The benefits of good nutrition are obvious: you have more energy, your health improves, and your productivity is at its peak. And if you are anything like the majority of us, eating healthy is always on top of the New Year resolution list. Making a lifestyle choice through an array of diets is testing enough in today’s fast-paced world, but sticking to it is the real challenge.
Now, I don't claim to follow the healthiest diet, but years of research, trying different diets and finally consulting with a nutritionist has helped me develop a few simple ways for building and strengthening a healthy eating habit. Believe it, a healthy diet is possible doesn’t mean that you have to give up your favourite foods. Here are a few tricks to stay enthused about eating right and adopting consistent long-term healthy eating habits.

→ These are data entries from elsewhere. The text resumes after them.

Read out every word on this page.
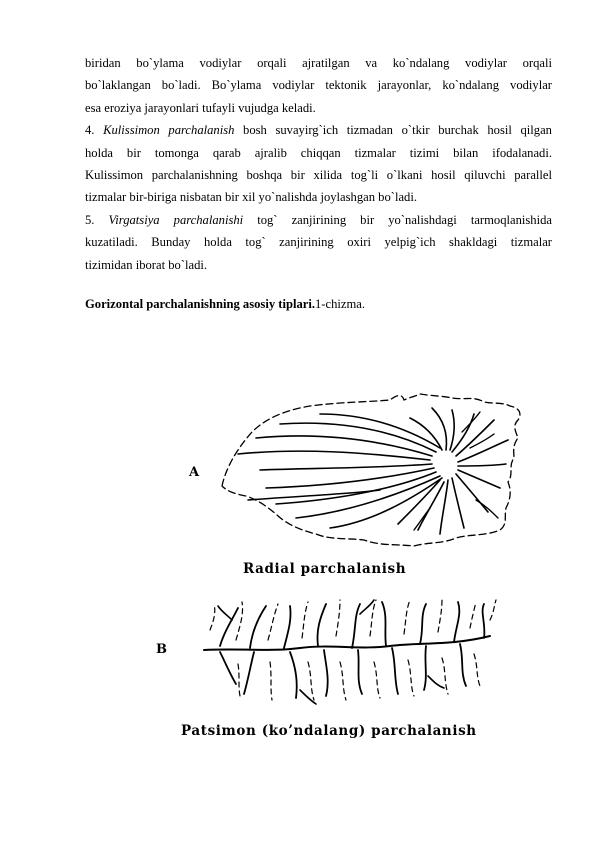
biridan bo`ylama vodiylar orqali ajratilgan va ko`ndalang vodiylar orqali
bo`laklangan bo`ladi. Bo`ylama vodiylar tektonik jarayonlar, ko`ndalang vodiylar
esa eroziya jarayonlari tufayli vujudga keladi.
4. Kulissimon parchalanish bosh suvayirg`ich tizmadan o`tkir burchak hosil qilgan
holda bir tomonga qarab ajralib chiqqan tizmalar tizimi bilan ifodalanadi.
Kulissimon parchalanishning boshqa bir xilida tog`li o`lkani hosil qiluvchi parallel
tizmalar bir-biriga nisbatan bir xil yo`nalishda joylashgan bo`ladi.
5. Virgatsiya parchalanishi tog` zanjirining bir yo`nalishdagi tarmoqlanishida
kuzatiladi. Bunday holda tog` zanjirining oxiri yelpig`ich shakldagi tizmalar
tizimidan iborat bo`ladi.
Gorizontal parchalanishning asosiy tiplari.1-chizma.
A
Radial parchalanish
B
Patsimon (ko’ndalang) parchalanish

Consult An Expert To Get Started
Personally, this has helped me a lot. Any lifestyle choice you make needs its own research and guidance—we don’t start swimming or weight training without the help of a trainer, do we? Adopting healthy eating habits is a daunting task, so allow an expert to help you identify your daily nutrient needs, and necessary foods for any existing specific conditions and deficiencies you may have. Trained professionals can help you figure out the best path for you.
Trick Yourself Into Eating Healthy
Change your plate—use smaller plates, bigger plates mean bigger portions. When you eat a small portion off of a large plate, your mind feels unsatisfied. Meanwhile, the same portion will feel more filling when eaten off of a small plate. Use tall, slender glasses instead of short, fat ones to have the occasional cocktail or soda. Taller drinks look bigger to our eyes than round, horizontal glasses do. Fun fact: you end up drinking about 20 per cent less.

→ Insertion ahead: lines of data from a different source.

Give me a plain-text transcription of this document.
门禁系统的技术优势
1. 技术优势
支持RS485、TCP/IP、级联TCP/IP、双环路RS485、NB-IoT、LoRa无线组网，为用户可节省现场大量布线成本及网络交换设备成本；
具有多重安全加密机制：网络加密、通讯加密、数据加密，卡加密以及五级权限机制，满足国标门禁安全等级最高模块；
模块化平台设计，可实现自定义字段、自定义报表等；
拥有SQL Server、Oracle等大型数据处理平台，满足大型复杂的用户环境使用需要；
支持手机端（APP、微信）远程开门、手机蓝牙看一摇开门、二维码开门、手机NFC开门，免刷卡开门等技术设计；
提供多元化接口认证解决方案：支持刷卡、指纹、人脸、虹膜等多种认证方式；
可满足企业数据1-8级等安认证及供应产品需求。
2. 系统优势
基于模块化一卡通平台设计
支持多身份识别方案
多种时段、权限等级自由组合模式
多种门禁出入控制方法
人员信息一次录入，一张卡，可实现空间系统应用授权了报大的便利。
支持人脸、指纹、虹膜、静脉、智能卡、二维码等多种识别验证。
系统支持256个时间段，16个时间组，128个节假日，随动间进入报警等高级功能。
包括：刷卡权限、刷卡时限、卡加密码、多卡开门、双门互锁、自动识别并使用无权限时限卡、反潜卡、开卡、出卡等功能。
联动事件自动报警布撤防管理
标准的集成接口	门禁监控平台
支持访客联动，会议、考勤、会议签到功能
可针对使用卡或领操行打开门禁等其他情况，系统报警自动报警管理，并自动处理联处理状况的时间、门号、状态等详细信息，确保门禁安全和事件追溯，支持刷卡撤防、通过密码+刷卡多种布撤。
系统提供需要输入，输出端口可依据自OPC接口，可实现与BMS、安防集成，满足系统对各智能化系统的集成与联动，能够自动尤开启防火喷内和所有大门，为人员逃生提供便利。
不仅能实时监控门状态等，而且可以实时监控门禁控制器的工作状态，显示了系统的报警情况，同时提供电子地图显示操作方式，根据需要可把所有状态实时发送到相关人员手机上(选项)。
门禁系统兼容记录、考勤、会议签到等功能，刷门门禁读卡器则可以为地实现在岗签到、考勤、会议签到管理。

Treat Your ‘Treat’ Like A Past Relationship
You know how you shouldn’t call your ex because you are feeling lonely—apply the same logic to that scrumptious sugar-filled seven-tiered chocolate pastry you crave every time you are hungry.
Don’t eat your treat when you are really hungry, that promotes more consumption. Allow yourself to savour it, eat a sliver as dessert when you are full.
Stay In The “Outer Ring”
When you go to the departmental store, only walk around the “outer ring” of the store—that’s where the healthy food usually lives: fruits, vegetables, nuts, and dairy, lean meats, fish, eggs, pulses, lose spices etc. The aisles are where all of the boxed and processed stuff is placed. Also, never go grocery shopping when you are hungry; you will pile up on treats and how.
Set Realistic Goals
Eating healthy is a lifestyle choice everyone should follow but people usually get motivated to do so with an ulterior motive—losing weight. You’re more likely to follow through when you have a realistic plan; set a goal to lose not more than three to four kgs in one month with a proper diet and some form of physical exercise (3o minutes daily). Instead of giving up on carbs or sweets entirely, eat desserts three times a week instead of seven.

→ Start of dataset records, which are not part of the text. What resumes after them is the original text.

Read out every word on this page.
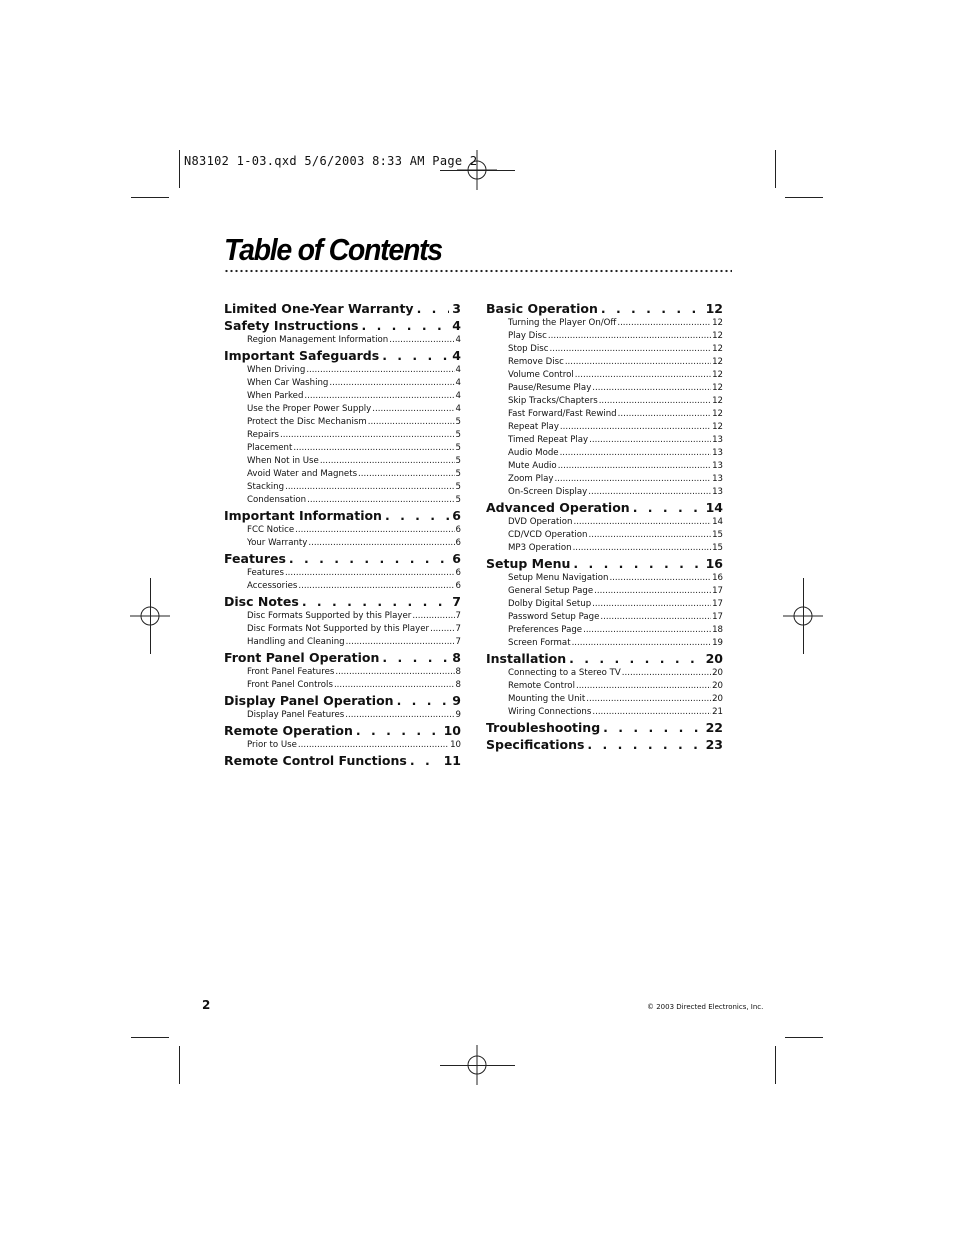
N83102 1-03.qxd 5/6/2003 8:33 AM Page 2
Table of Contents
Limited One-Year Warranty . . .	3
Safety Instructions . . .	4
Region Management Information .....	4
Important Safeguards . . .	4
When Driving .....	4
When Car Washing .....	4
When Parked .....	4
Use the Proper Power Supply .....	4
Protect the Disc Mechanism .....	5
Repairs .....	5
Placement .....	5
When Not in Use .....	5
Avoid Water and Magnets .....	5
Stacking .....	5
Condensation .....	5
Important Information . . .	6
FCC Notice .....	6
Your Warranty .....	6
Features . . .	6
Features .....	6
Accessories .....	6
Disc Notes . . .	7
Disc Formats Supported by this Player .....	7
Disc Formats Not Supported by this Player .....	7
Handling and Cleaning .....	7
Front Panel Operation . . .	8
Front Panel Features .....	8
Front Panel Controls .....	8
Display Panel Operation . . .	9
Display Panel Features .....	9
Remote Operation . . .	10
Prior to Use .....	10
Remote Control Functions . . .	11
Basic Operation . . .	12
Turning the Player On/Off .....	12
Play Disc .....	12
Stop Disc .....	12
Remove Disc .....	12
Volume Control .....	12
Pause/Resume Play .....	12
Skip Tracks/Chapters .....	12
Fast Forward/Fast Rewind .....	12
Repeat Play .....	12
Timed Repeat Play .....	13
Audio Mode .....	13
Mute Audio .....	13
Zoom Play .....	13
On-Screen Display .....	13
Advanced Operation . . .	14
DVD Operation .....	14
CD/VCD Operation .....	15
MP3 Operation .....	15
Setup Menu . . .	16
Setup Menu Navigation .....	16
General Setup Page .....	17
Dolby Digital Setup .....	17
Password Setup Page .....	17
Preferences Page .....	18
Screen Format .....	19
Installation . . .	20
Connecting to a Stereo TV .....	20
Remote Control .....	20
Mounting the Unit .....	20
Wiring Connections .....	21
Troubleshooting . . .	22
Specifications . . .	23
2	© 2003 Directed Electronics, Inc.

Obsess Over What You Can Have, Not What You Can’t
The key to eating healthy is getting your portions right and eating at the right time. My nutritionist says that if your body has been accustomed to eating certain foods, deviating from that in a significant way usual backfires because you tend to fall off the wagon. Diets are overly restrictive and unrealistic for long-term use. Focus on making small changes to your diet – increase the portion of vegetables on your plate and have one serving of rice instead of two servings. If you like spinach there’s a chance you will like kale too, introduce new food items to your plate.
Celebrate Your Progress
Your goal could be to be 5 kgs lighter or to not eat seconds or sugar at any meal for a week. Whatever it is, when you reach it, reward yourself—buy that new top, get your nails done, get a massage, but make sure the reward is not food-related. Incentivising your progress validates the achievement and the need to continue working toward bigger goals.
Be Forgiving
Did you have one too many cocktails or pizza slices on vacation, at a holiday party, or a large slice of cake because your mood got the best of you? Instead of being hard on yourself—pick up where you left off. Don’t try to right what you think is wrong by skipping your next meal or starving yourself. Fight the urge to fall off the bandwagon completely and reinforce your dedication to eating healthy.